Heat on cayenne...

- Last updated on GMT

Related tags: Sudan iv, Sudan i, European union

The flood of warnings over food products entering the EU zone
containing the potentially carcinogenic food colour Sudan 1
continues with the UK's watchdog recalling two different brands in
as many days.

The Food Standards Agency (FSA) this week withdrew a cayenne pepper batch and a tandoori masala mix after they found both products were contaminated with the illegal dye, Sudan I.

"The Very Best of Booths Cayenne is produced for EH Booth & Co Ltd of Preston and sold through supermarkets in the north west of England. Importers Moona Foods have withdrawn Mehran brand Tandoori Masala Mix from sale,"​ said the FSA in a statement.

Believed to cause cancer if consumed in large enough quantities, Sudan I is a forbidden colour under the Colours in Food Regulations 1995. What started as a trickle in July last year - when the European Commission alerted Member States that products contaminated with Sudan I from India had been found in France - is rapidly turning into a river of food product recalls as the FSA unearths more batches that could be potentially contaminated.

"We have undergone a constant process since July - tracing products throughout the chain and building up a picture of where contaminated products could have ended up,"​ a spokesman for the UKs FSA recently told FoodNavigator.com.

In January this year a Commission clampdown extended the rules on the illegal red chemical dyes to include curry powder. A move that tightened measures and extended the paper trail for ingredients.

Brussels now requires that imports of chilli and chilli products - including curry powder - can only cross the EU border with proof they are free of the illegal chemical dyes -Sudan I, Sudan II, Sudan III or Scarlet Red (Sudan IV).

That the rules now include curry powder, found extensively in European food products, means more paperwork and potentially a surge in product recalls for the food industry.

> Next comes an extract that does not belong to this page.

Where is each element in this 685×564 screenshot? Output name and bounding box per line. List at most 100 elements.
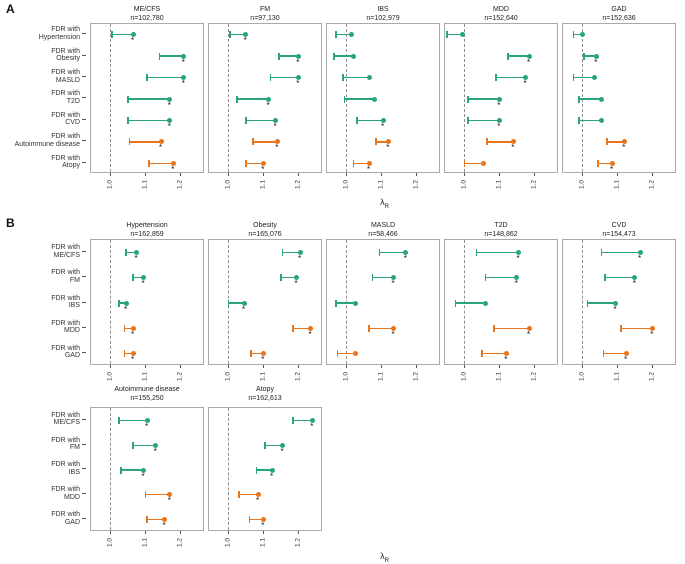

In the UK alone the food industry has recalled for destruction more than 150 products - ranging from pesto sauce to chicken tikka masala - from the supermarket shelves since July 2003 and enforcement of the new measures. A costly procedure for food manufacturers but one necessary to ensure food safety.

From now on, chilli and chilli products including curry powder can only be imported into the EU if they are accompanied by an analytical report which shows that they do not contain Sudan I, Sudan II, Sudan III or Scarlet Red (Sudan IV) - classified as carcinogens by the International Agency for Research on Cancer.

Random checks will also be carried out on chilli and curry products already on the market. Maximising the communication flow between EU members, the nation states will use the EU''s Rapid Alert System to alert other states of any Sudan dye discovered in products already on sale in the EU or in consignments rejected at EU borders.

The emergency rules are due for review in January 2005.